Olympic medal record

Men's Handball

= Miroslav Pribanić =

Croatian handball player (1946–2026)

Miroslav Pribanić, nicknamed "Raban" (22 June 1946 – 2 July 2026) was a Croatian handball player who competed for Bjelovar handball club and Yugoslav national team, winning gold medal at the 1972 Summer Olympics and bronze medal at the 1970 World Championship. He played as a right wing. Together with Ivan Đuranec, he was author of the "zeppelin" move.

==Life and career==
Pribanić was born in Bjelovar on 22 June 1946.

He played for Croatian squads Željezničar (1958–63) and Partizan from Bjelovar (1963–77), that ruled Croatian, Yugoslav and European handball in the 1970s. He played more than 700 matches for Bjelovar, winning Yugoslav championship six times (1967–68, 1970–72, 1977), two Yugoslav cups (1968, 1976) and European Cup in 1972. Pribanić scored more than 2600 goals in the career.

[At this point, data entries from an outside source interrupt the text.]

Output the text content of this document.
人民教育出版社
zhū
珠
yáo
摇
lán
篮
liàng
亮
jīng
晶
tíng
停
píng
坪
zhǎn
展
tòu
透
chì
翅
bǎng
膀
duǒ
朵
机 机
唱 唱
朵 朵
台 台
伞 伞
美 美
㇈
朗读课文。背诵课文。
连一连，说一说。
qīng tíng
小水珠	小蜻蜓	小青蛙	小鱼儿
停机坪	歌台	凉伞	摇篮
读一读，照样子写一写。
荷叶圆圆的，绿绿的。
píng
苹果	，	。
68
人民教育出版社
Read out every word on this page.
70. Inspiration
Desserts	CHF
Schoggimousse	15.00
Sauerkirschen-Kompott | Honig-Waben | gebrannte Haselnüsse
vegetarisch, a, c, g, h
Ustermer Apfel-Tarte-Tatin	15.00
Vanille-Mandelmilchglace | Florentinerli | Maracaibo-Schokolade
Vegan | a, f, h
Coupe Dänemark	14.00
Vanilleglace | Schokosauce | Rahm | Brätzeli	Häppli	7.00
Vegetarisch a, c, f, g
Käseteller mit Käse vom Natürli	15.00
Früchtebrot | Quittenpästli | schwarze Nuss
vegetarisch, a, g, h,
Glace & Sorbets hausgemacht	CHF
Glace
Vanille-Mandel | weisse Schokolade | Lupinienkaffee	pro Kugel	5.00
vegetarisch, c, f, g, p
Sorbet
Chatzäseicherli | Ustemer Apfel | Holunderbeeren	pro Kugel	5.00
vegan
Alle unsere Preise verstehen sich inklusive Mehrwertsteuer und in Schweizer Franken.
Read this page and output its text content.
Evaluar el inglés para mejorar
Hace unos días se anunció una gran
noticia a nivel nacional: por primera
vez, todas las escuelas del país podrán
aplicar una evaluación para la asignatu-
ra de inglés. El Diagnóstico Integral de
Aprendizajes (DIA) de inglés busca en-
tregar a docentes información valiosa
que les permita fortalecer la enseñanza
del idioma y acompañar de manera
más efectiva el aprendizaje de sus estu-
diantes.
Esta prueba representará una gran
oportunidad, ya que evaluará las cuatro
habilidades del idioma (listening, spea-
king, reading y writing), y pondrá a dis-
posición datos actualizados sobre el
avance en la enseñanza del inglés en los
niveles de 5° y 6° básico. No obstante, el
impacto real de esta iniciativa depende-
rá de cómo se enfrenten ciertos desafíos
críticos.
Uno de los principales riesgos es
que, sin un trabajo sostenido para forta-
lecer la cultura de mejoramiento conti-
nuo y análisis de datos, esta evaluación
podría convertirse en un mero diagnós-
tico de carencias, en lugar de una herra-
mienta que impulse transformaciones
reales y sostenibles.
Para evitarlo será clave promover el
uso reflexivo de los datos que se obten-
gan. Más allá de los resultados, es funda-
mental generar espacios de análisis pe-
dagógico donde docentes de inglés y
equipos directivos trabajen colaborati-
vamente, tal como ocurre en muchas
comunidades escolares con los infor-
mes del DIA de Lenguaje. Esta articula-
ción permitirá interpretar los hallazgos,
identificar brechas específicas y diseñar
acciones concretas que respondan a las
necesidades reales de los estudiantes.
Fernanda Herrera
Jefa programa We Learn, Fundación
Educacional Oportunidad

He was part of the Yugoslav team which won the gold medal at the Munich Games. He played all six matches and scored twelve goals. During his representative career (1966–75), he played 125 matches and scored 273 goals for the Yugoslavia. He also won gold medal at the 1975 Mediterranean Games.

Pribanić died on 2 July 2026, ten days after his 80th birthday.